Dans ce travail de thèse, ce sont la dynamique morphologique et les transferts sédimentaires de la Borgne d’Arolla, tributaire du Rhône, qui ont été étudiés en réponse aux effets combinés des changements climatiques et des prélèvements d’eau pour la production hydroélectrique. Le caractère intermittent et hautement régulé des écoulements permet la quantification précise des changements morphologiques à travers la télédétection du lit pendant les périodes sèches où le débit est nul, et la reconstruction du taux de livraison sédimentaire depuis les années 1970 est rendue possible par les données de purge des captages. L’évolution du lit de la Borgne depuis le début de l’exploitation hydroélectrique au début des années 1960 a été étudié à travers l’application de méthodes photogrammétriques ‘Structure from Motion’ à des images aériennes historiques. Cette méthode semi-automatique permet la production de modèles numériques de terrain historiques à haute résolution (MNTs), où la faible amplitude altitudinale des plaines alluviales alpines requière un contrôle consciencieux des résultats photogrammétriques.

Les résultats de l’étude montrent que le tronçon situé directement en aval du captage principal a subi une aggradation considérable (jusqu’à 5 mètres) depuis le début des prélèvements d’eau. L’aggradation du lit à plus large échelle n’a toutefois pas débuté jusqu’à l’initiation du retrait glaciaire à la fin des années 1980 et au cours des années particulièrement chaudes du début des années 1990 qui ont conduit à une augmentation dans le taux de livraison sédimentaire depuis l’amont. Malgré cela, les données montrent que la majeure partie des sédiments (environ 75%) ont pu être transférés à travers le tronçon d’étude. En effet, si les prélèvements d’eau ont significativement réduit la capacité de transport de la Borgne, il apparait que la capacité de transport résiduelle reste proche du taux de livraison depuis l’amont. Cet équilibre rend le système hautement sensible aux forçages internes et externes, qu’ils soient ‘naturels’ ou anthropiques. La distribution spatiale et temporelle du transport sédimentaire et les changements morphologiques au sein des tronçons étudiés varient significativement entre des séquences intermittentes d’écoulement qui correspondent à des ‘purges sédimentaires’ des captages d’eau.

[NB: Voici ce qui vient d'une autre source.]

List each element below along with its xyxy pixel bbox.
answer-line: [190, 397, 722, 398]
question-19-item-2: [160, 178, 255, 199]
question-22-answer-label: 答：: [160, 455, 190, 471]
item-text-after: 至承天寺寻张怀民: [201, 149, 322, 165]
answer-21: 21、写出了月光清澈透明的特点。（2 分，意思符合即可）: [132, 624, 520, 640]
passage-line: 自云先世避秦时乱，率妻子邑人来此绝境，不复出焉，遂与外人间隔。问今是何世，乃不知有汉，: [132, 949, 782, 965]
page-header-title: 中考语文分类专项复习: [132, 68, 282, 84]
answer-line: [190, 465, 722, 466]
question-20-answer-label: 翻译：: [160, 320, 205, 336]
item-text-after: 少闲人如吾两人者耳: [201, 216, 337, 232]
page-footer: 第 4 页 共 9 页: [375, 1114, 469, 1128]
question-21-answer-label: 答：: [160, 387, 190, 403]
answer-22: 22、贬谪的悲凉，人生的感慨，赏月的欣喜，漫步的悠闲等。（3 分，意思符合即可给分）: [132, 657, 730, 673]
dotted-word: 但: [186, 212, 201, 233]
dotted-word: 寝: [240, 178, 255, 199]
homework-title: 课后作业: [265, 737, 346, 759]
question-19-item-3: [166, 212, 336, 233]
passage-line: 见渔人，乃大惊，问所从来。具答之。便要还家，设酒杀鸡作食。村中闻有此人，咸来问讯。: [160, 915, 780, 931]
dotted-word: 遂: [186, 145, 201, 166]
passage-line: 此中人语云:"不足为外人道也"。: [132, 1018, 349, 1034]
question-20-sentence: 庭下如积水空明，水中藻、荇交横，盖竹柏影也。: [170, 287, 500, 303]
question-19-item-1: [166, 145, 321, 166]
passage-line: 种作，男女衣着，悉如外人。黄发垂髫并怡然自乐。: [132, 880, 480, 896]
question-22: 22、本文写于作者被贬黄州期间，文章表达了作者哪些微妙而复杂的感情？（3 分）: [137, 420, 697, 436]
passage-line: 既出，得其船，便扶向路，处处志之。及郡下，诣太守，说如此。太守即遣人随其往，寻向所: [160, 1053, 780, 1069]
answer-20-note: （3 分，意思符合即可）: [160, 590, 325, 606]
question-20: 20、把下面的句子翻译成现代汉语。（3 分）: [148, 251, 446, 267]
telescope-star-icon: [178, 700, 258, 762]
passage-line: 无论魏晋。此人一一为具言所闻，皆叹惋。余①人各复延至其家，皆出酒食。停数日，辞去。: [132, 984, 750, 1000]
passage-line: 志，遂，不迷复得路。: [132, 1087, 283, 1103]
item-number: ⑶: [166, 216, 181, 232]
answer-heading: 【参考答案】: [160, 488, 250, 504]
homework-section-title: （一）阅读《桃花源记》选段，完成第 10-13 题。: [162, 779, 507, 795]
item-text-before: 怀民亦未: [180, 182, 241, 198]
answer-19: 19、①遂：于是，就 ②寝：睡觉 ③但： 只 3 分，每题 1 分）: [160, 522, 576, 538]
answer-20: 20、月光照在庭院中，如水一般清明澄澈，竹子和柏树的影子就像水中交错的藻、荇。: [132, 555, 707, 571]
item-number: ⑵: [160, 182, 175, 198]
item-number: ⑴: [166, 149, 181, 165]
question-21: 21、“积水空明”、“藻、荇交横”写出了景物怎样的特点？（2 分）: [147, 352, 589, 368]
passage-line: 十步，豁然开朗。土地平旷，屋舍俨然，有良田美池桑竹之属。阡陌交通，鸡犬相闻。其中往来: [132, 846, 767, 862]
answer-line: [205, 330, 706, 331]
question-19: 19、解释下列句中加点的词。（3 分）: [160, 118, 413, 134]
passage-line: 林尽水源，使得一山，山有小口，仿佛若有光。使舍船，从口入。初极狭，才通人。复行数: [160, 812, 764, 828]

Ceci souligne l’importance des conditions antérieures à la purge à l’aval du captage, notamment la morphologie des chenaux de la plaine alluviale et le stockage des sédiments en leur sein, ainsi que leurs rétroactions sur les taux de transport, pour la compréhension de l’équilibre morphologique de ces systèmes. La sensibilité du système conduit également à des réponses rapides face aux forçages externes liés aux changements climatiques et hydrologiques dans le bassin versant, notamment l’évolution des taux de livraison sédimentaire et la fréquence des purges des captages d’eau qui avait été dimensionnés par le passé sur la base de conditions climatiques plus froides. Ceci conduit à une forte augmentation de la fréquence des crues non régulées en raison de la surcharge du système de captage et de transfert des eaux, ce qui impacte significativement l’export de sédiment vers l’aval.

Dans le bassin versant à plus large échelle, l’augmentation du taux de livraison sédimentaire dû aux changements climatiques et sa propagation peuvent être perçus: (1) dans la variabilité temporelle des prélèvements de matériaux dans les carrières du bassin versant; (2) dans le volume des cônes de déjection à la confluence des tributaires avec les émissaires principaux; et (3) dans l’augmentation de la charge en suspension dans le delta du Rhône sur le lac Léman.